Adding that it is so disturbing to find girls using shreds of old cloths, toilet paper, and paper ripped from their exercise books instead of sanitary products. This is because such products can cause infection. Risks can be greater if the woman or girl has undergone Female Genital Mutilation(FGM) a practice that is rampant in that county.

He revealed that though currently, the county hasn’t recorded a surge in reproductive health-related problems there is a high possibility for such in the future because individuals who menstruate and lack menstrual education or sanitary products are unable to properly and hygienically manage their menstrual cycles.

“The dangers of period poverty are much more threatening than it appears at first glance. This situation can pose very serious health concerns to those who menstruate, potentially creating another health crisis on top of COVID-19,” says Abuya.

According to Scholastica Lutomia, Quality Assurance Officer, Department of Education West Pokot County, period poverty was already a major issue countrywide even before COVID-19. However, the government's intervention of introducing free sanitary towels to all girls in public school had changed this for the better but COVID-19 eroded the gains the country had made in the past years.

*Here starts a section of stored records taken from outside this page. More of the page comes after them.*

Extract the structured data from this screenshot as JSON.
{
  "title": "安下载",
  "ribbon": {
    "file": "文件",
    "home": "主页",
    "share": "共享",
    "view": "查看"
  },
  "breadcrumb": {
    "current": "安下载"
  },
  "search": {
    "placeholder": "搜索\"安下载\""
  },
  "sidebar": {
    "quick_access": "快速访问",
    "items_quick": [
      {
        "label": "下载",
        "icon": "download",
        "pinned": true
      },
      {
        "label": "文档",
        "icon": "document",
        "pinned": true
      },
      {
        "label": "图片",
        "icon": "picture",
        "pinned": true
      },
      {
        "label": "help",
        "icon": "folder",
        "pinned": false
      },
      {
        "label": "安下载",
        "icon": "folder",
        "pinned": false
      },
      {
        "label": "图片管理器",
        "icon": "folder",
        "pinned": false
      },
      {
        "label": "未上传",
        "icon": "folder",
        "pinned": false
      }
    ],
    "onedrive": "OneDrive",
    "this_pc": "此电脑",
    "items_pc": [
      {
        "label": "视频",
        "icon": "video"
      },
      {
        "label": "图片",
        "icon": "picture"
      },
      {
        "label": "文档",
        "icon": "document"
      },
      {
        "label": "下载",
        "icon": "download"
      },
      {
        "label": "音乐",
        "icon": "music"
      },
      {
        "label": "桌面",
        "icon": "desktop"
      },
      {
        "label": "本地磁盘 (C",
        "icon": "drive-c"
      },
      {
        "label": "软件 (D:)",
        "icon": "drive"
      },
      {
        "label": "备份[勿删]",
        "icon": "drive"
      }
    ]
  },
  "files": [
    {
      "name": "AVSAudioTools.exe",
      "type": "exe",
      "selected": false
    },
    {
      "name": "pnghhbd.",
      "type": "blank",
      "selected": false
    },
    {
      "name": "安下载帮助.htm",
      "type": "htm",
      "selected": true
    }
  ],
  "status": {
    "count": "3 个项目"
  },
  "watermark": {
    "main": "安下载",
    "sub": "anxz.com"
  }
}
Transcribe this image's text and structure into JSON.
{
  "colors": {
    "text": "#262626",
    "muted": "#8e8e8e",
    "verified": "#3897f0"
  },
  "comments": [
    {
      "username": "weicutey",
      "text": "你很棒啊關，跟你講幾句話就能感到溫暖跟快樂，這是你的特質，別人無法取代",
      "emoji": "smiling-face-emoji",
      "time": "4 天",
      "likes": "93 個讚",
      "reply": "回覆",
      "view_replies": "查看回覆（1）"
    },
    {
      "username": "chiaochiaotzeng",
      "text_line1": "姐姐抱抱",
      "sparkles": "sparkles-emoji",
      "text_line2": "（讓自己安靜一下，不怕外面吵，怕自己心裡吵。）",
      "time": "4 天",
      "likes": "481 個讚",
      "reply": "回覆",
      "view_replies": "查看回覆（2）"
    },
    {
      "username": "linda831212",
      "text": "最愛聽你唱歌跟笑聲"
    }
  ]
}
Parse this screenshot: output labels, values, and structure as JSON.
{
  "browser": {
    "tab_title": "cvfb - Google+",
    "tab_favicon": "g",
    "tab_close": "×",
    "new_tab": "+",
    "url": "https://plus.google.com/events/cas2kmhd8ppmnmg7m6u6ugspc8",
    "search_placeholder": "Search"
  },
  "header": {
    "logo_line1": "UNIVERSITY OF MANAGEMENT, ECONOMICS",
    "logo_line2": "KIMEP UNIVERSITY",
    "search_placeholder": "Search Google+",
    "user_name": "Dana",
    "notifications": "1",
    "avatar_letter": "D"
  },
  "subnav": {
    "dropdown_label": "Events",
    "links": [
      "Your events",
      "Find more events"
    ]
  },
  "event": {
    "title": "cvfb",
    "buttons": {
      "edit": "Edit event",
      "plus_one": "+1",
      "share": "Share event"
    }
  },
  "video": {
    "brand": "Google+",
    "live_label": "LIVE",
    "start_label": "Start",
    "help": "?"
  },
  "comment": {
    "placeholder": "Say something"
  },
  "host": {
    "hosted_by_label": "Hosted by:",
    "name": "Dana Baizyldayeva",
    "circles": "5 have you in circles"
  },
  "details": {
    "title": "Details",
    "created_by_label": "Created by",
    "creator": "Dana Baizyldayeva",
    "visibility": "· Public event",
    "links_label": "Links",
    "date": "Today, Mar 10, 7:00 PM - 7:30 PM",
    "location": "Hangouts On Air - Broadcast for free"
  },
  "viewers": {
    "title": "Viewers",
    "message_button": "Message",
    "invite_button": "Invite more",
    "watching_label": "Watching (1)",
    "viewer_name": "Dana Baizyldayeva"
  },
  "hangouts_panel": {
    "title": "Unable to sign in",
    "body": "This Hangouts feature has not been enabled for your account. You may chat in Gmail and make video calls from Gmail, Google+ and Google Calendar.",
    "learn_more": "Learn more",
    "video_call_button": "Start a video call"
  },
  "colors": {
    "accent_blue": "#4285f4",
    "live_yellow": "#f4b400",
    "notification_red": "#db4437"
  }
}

“We used to give children enough sanitary towels to not only ensure that they remain in school but also to help them manage their menstrual cycle. This was good progress but when COVID-19 struck things changed and menstrual hygiene was forgotten something which might have a major impact on our girls,” says Lutomia.

According to her, now that students are back to school, teachers should start distributing the available towels now as they wait for more from the government to ensure no girl misses school because of menses.

“Some schools still have several boxes of sanitary products which need to be distributed to students I urge you all to start distributing these products immediately to ensure that no more time is lost by our girls,” adds Lutomia.    

In Kenya, about 3.7 million girls in public schools were relying on free sanitary pads provided by the government. In total 14, 813, 810 packets of sanitary towels used to be distributed every term. Though some Non-governmental organizations stepped in to offer free sanitary towels to girls especially from vulnerable backgrounds, girls from the marginalized areas didn’t receive any help and they were left with no other option other than to result to the traditional methods which are unsafe and unhygienic.

“Covid-19 not only affected the distribution model it also had a major impact on awareness creation about menstrual health. Last year it was more difficult for people to receive information and resources they need to manage their periods, putting their health and well-being at risk but this is set to change now that schools have reopened,” adds Lutomia.